- Corruption and organizational structure. China is well-known for its culture of corruption. The People's Liberation Army (PLA) is de jure a separate entity from the Chinese Communist Party (CCP), which means there is essentially no civilian oversight (Chase, Michael et al., p. 48), and essentially created a civil-military gap (p. 45). The PLA's budget is approved without any real discussion as to what the budget entails (p. 47), so it is no surprise that the PLA is going to be riddled with inefficiencies. Corruption is effectively an indirect tax because it decreases the efficiency of spending. China's significantly higher level of corruption means that it would need to spend a lot more money on the military than the United States to even become close to outpacing the United States military. Looking at the proceeding points, I find that to be highly improbable.
- Estimating military size. Because of its corruption, China lacks the transparency needed for good governance. This is evident in trying to estimate the size of China's military because China's government estimates are infamously unreliable. In spite of whatever grandstanding the Chinese government might be doing, they could very well be overestimating their numbers.

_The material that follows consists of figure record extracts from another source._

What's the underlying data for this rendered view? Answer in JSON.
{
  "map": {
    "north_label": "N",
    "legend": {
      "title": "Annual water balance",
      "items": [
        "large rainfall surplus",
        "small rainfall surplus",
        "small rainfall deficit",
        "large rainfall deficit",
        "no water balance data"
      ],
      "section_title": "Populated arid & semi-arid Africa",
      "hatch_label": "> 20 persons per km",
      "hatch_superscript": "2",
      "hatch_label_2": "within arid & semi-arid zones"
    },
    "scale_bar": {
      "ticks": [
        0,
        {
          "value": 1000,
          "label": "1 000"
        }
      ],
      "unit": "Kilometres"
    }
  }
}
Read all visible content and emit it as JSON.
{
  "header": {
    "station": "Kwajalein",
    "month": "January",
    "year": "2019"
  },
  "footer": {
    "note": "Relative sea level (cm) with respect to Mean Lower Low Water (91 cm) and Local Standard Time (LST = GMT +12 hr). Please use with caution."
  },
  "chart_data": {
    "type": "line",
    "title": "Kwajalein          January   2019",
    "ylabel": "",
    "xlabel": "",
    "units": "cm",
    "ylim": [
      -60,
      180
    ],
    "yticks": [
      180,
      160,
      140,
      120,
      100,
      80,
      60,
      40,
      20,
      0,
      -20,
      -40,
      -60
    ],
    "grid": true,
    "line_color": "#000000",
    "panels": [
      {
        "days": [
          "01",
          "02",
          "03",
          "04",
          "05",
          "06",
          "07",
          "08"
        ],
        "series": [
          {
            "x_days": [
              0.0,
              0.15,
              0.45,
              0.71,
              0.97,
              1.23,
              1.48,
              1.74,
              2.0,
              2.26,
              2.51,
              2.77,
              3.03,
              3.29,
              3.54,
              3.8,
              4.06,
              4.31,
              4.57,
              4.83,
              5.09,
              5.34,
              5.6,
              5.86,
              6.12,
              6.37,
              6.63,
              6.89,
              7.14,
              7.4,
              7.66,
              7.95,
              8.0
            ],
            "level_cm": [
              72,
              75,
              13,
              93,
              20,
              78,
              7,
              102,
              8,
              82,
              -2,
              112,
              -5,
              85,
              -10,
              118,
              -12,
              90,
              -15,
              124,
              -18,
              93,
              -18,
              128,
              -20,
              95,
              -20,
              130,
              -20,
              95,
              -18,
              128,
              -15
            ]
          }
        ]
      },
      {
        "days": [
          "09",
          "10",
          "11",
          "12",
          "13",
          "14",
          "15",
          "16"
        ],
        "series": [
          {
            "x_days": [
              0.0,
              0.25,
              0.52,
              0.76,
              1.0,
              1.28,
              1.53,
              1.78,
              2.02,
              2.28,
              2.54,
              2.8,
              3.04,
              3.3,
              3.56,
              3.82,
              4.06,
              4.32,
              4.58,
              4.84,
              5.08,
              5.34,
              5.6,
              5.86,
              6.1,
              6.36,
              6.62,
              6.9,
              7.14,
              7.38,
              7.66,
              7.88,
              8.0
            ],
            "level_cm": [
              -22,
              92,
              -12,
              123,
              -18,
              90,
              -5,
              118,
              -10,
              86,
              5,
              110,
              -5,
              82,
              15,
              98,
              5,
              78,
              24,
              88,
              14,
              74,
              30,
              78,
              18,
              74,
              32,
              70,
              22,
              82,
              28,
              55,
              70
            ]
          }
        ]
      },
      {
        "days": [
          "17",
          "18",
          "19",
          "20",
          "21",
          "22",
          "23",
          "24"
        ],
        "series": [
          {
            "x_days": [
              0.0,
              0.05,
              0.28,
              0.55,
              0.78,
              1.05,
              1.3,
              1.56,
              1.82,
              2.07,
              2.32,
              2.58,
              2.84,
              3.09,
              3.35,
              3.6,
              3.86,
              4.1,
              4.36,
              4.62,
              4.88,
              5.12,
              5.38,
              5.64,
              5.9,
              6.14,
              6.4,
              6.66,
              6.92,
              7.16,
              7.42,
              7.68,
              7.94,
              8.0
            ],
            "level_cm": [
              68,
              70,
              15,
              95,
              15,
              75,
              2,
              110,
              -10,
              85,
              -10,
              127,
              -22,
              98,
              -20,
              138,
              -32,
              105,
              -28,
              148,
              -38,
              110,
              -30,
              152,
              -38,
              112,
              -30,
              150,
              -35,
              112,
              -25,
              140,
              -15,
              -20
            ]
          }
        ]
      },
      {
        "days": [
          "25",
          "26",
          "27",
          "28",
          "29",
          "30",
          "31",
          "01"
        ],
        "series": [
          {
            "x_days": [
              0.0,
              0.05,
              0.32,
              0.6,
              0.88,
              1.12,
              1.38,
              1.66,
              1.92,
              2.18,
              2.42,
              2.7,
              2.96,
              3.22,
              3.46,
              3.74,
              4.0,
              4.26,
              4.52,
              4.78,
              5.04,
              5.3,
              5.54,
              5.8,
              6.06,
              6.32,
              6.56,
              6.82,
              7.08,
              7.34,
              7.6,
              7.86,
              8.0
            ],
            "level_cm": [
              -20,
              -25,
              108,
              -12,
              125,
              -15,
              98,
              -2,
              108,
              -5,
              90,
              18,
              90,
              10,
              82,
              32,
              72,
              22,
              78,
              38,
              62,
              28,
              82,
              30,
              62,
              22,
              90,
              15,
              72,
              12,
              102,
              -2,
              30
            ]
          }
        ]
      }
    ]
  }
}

- Basic military strategy and geography. But let's assume that the high range of the military's budget of $132B is accurate, a figure that is less than a third of what the United States' expenditures on military spending. China is still at a disadvantage. Why?
- For one, the United States has much more actual experience in military operations. By extension, the United States has military posts throughout the world, and is able to be much more responsive with its extensive military network. This also means that China does not have the same military network to deploy troops and carry out operations that would greatly expand its military clout.
- Even if China were to go on the offensive, it means that China would most probably be attacking a coastline (e.g., Taiwan, Japan). Defending a coastline is much easier than attacking it, and given that the coastline is going to have U.S. military force, it would be all more difficult for the PLA to succeed.
- Nuclear deterrence can be a wonderful thing, which is something the United States has. Whether or not China has second-strike capabilities, the fear of mutually assured destruction (MAD) can be adequate to make sure China doesn't agitate the United States.
- Under the neorealist school of thought in international relations, balance of power theory states that national security is enhanced when one state is not so powerful that it dominates all the others. I don't subscribe to this school of thought in its entirety, but if we're so worried about balance of power, there are plenty of countries who have been historic rivals that would want to contain China's growing influence on a regional level. To name a few: India, Japan, Russia, and Pakistan. Russia's concern is going to be contingent upon its relationship with the United States, but it's safe to say that China is going to have to contend with other countries in the region that would rather not see China become too powerful.
- While we're talking about borders, China borders three of some of the most unstable countries in the world: Afghanistan, North Korea, and Pakistan. China is surrounded by potential enemies and instability. The United States has two large oceans distancing it from any other country that could be remotely considered a world power.
- In spite of qualms that some might have about the United States and its military reach, it still has a lot more military allies than China does. China's main military ally is Russia, and even that has historically been tenuous.
Although the future is uncertain, if an educated guess had to be made, the best one is that China will have just enough muscle to make sure that the United States does not intervene in East Asia along China's border. Yes, China's military is growing, but to say that China's military is going to be on par with the United States military is just another reason to increase defense spending in America. I hope the powers that be can see that China's weaknesses are very real, and can pursue constructive relations with China instead of worrying about a bogeyman of worst-case scenario whose probability is next to nil.